I'm trying to strip out the character using this replace command, but it doesn't seem to be working.

XMLText = rereplace(XMLText, chr(14),"","ALL");

Any ideas?

thanks!

This topic has been closed for replies.

3 replies

BKBK
Community Expert
Community Expert
May 4, 2009
"An error occured while Parsing an XML document. An invalid XML character (Unicode: 0x14) was found in the element content of the document."
I'm trying to strip out the character using this replace command, but it doesn't seem to be working.
XMLText = rereplace(XMLText, chr(14),"","ALL");

The hexadecimal 0x14 corresponds to decimal 20, hence to chr(20).

Inspiring
May 5, 2009

It looks like you have a UTF 8 encoded XML file that is trying to include some characters from a different character set, specifically curly quotes.  CF does not do a good job in converting text from non-unicode to unicode forms.

See this blog from Ray Camden entry for info and a possible fix.
http://www.coldfusionjedi.com/index.cfm/2006/11/2/xmlFormat-and-Microsofts-Funky-Characters

Inspiring
May 2, 2009

Hi, Wingo,

I was perusing the XML file this morning after a bit of Googling and running some failed tests yesterday afternoon (I was able to get the same error you got on both CF 8.0.1 and Railo 3.1). I think I might see the problem.

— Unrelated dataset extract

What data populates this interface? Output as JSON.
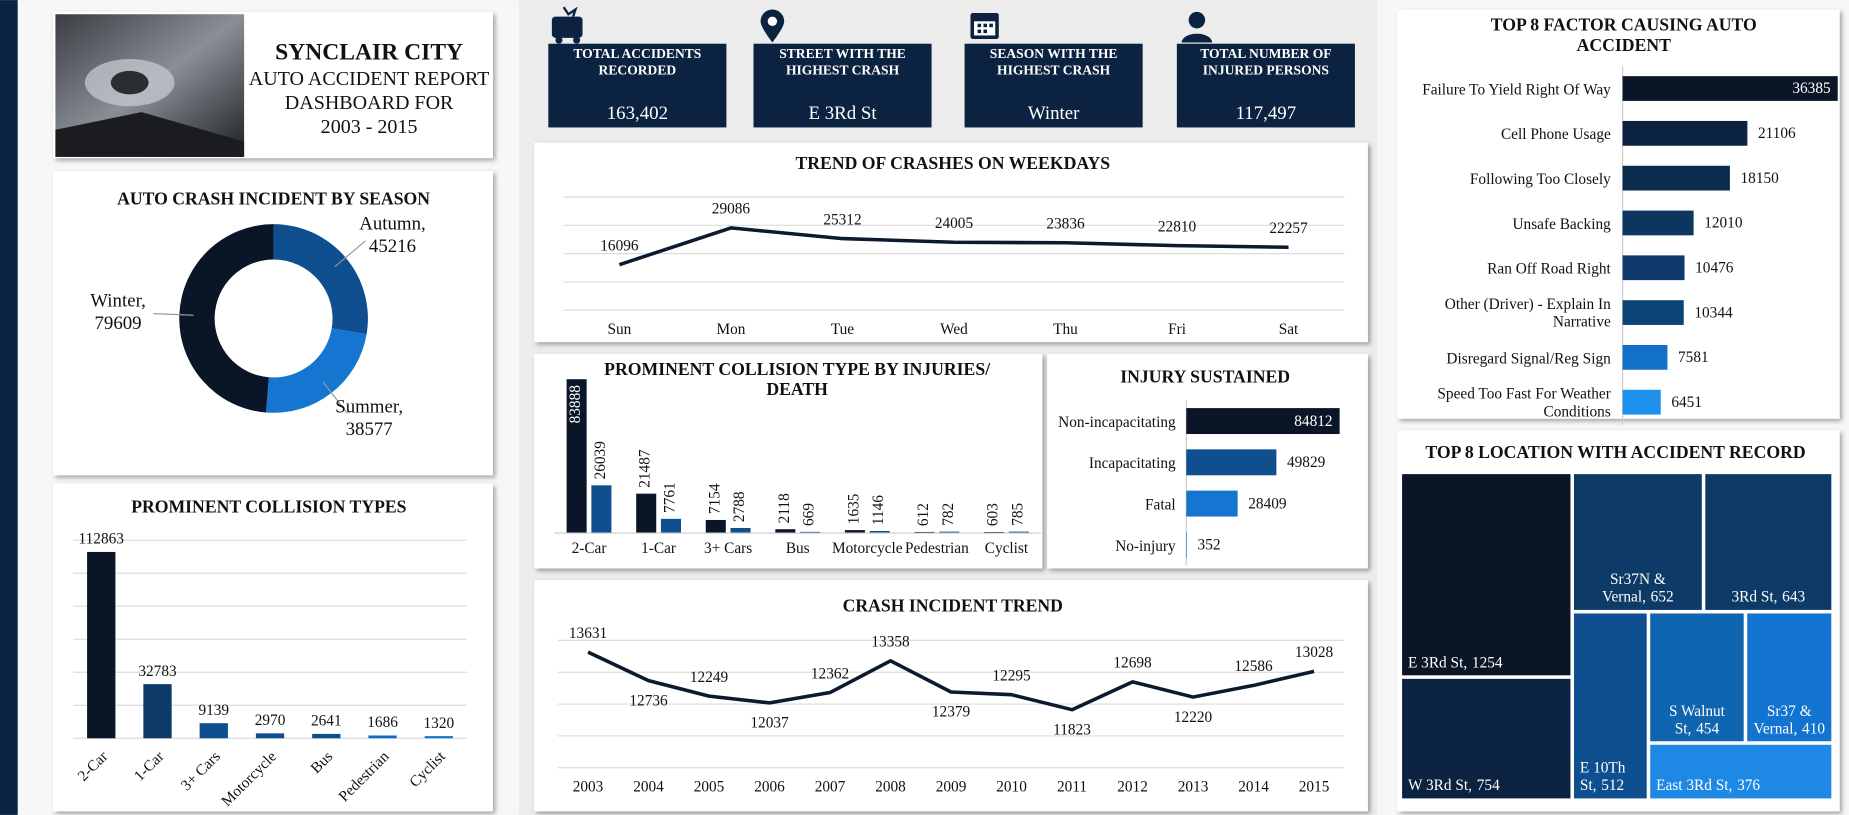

I stripped out all of the Base64 code from the <content> elements in the document (I first downloaded the XML file via CFHTTP and saved the contents to a local file) and it worked. I was able to read and parse the XML and then output the XML to the browser. No errors or glitches.

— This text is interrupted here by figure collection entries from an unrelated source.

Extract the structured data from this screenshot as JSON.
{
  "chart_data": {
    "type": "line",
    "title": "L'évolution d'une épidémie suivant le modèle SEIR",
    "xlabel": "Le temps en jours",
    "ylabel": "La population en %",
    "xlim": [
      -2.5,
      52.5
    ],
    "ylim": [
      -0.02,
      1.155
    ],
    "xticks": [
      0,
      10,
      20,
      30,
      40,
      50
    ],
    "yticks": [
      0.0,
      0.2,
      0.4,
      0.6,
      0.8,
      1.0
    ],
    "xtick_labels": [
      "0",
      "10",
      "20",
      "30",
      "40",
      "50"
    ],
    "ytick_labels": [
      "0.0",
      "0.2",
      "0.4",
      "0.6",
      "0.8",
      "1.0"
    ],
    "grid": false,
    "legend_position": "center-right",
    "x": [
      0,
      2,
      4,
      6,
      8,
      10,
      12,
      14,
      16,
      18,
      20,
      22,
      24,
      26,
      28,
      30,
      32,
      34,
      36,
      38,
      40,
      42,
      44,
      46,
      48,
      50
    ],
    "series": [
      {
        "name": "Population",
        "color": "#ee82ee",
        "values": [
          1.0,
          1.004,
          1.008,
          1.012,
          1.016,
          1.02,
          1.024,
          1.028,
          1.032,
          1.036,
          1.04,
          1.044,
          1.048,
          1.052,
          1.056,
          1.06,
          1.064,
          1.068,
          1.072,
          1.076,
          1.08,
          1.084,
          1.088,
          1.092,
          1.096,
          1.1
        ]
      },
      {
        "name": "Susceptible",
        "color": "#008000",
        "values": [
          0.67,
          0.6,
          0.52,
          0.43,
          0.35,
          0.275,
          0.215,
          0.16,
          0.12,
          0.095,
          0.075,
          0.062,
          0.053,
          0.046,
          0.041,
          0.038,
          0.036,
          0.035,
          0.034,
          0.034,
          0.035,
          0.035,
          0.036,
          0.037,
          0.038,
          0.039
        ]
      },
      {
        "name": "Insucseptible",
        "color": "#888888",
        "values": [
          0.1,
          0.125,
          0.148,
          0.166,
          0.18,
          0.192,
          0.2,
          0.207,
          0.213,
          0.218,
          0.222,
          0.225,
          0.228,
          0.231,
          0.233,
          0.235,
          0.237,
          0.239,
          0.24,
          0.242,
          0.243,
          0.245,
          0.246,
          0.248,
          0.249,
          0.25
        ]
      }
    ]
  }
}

I spent a little time trying to determine if it was a particular Base64 section but it seemed like I needed to remove all of them. Admittedly, I kind of got lost in the XML when trying to remove the Base64 sections and add them back in to test various combinations and such!

The only thing that bugs me about this is that I wonder if you can really replace the offending character(s). If these "problematic" characters are in a section that's Base64, can you change them (i.e., find/replace) and still get the right content when the Base64 data is converted to it's "real" format.

Might be worth spending some more time with the static XML version to see if there really is just one (or two) sections of Base64 content that's causing the issue (and not all of the Base 64 sections).

May 3, 2009

Hmmm. Thanks for the thoughtful insight/exploration.

So if I removed the base64 sections, everything should work properly? Seems all of the base64 sections begin with "Content-Transfer-Encoding: base64" and end with the "</content>" closing tag. I'll try removing them and see if I can't get the feed working again - and report back.

Many thanks!

May 3, 2009

I seem to have gotten it, though admittedly all of the attachments are being removed... which is less than desirable.

Here is the code I'm using.

<cfhttp url="http://www.ntia.doc.gov/broadbandgrants/btopcomments.xml" resolveurl="no" path="/mypath/" />

<cffile action="read" file="/mypath/btopcomments.xml" variable="XMLText" charset="utf-8">

<cfloop from="1" to="2000" index="i">
    <cfset start64 = find("Content-Type: application/", XMLText, 1)>
    <cfif start64 IS 0>
        <cfbreak>
    <cfelse>
        <cfset end64 = find("</content>", XMLText, start64)>
        <cfset length64 = end64-start64>
    </cfif>
   
    <cfoutput>
    #start64# - #end64# -- #length64#<br />
    </cfoutput>
   
   <cfset XMLText = RemoveChars(XMLText, start64, length64)>

</cfloop>

<cffile action="write" file="/mypath/btopcomments-clean.xml" output="#XMLText#" charset="utf-8">

Inspiring
May 1, 2009

Was that a dummy URL you posted?  Because when I pull up the document you linked to, I get the following HTML:

<!DOCTYPE HTML PUBLIC "-//W3C//DTD HTML 4.0 Transitional//EN">
<HTML><HEAD>
<META http-equiv=Content-Type content="text/html; charset=windows-1252"></HEAD>
<BODY></BODY></HTML>

May 1, 2009

Thats the real feed - though it seems to have stopped responding. Hmmmm. Thankfully I've got a copy of it locally - I'll attach a copy of it to this post.

May 1, 2009

A link to the feed can be found in the top right corner of this page -

http://www.ntia.doc.gov/broadbandgrants/comments.cfm